Wladimir und Olga Kaminer: "Küche totalitär - Das Kochbuch des Sozialismus"

Mit Rezepten von Olga Kaminer


Lebensart, Anekdoten und Rezepte aus den ehemaligen Sowjetrepubliken

Es gibt Bücher, die man in der Öffentlichkeit nicht lesen sollte, wenn man befremdete Blicke seiner Mitbürger scheut. Die erntet man jedoch zwangsläufig, wenn man alle paar Augenblicke losprustet - was sich beim Lesen von Kaminers Büchern freilich nur unter größten Schwierigkeiten vermeiden lässt, und sein neuestes bildet keine Ausnahme.

"Küche totalitär" enthält Rezepte einiger Regionen der früheren Sowjetunion, die aus kulinarischer Sicht interessant sind: Armenien, Weißrussland, Georgien, Ukraine, Aserbaidschan, Sibirien, Usbekistan, Lettland, Tatarstan und Südrussland.
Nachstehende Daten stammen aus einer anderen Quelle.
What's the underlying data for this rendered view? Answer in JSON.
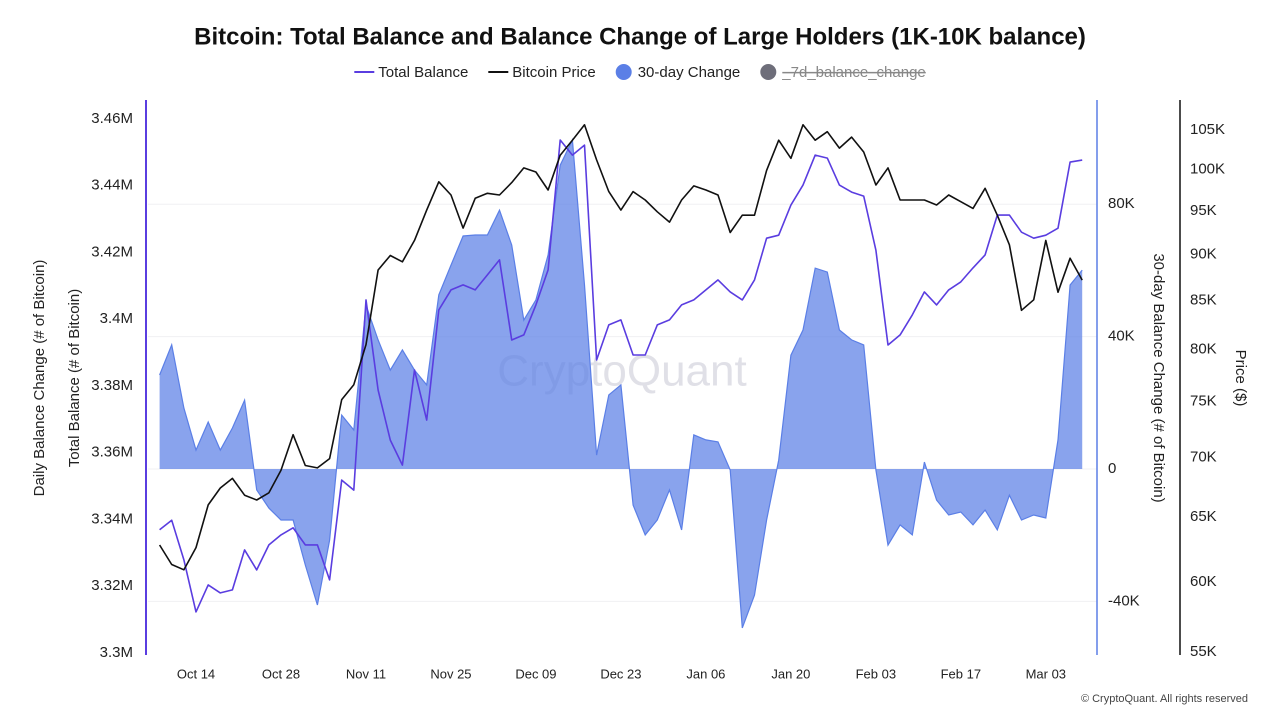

Wie Kaminer in der Einleitung anmerkt, besteht die russische Küche "aus fünf Gerichten mit Variationen, die nur einem Zweck dienen: den Magen schnell zu füllen". Zum Verwöhnen war "die sowjetische Küche bestimmt, dieser Gaumenkitzel des Totalitarismus". Und diese stellte ein Medley aus Gerichten der Sowjetrepubliken mit ihren eigenwilligen Geschmackserlebnissen dar.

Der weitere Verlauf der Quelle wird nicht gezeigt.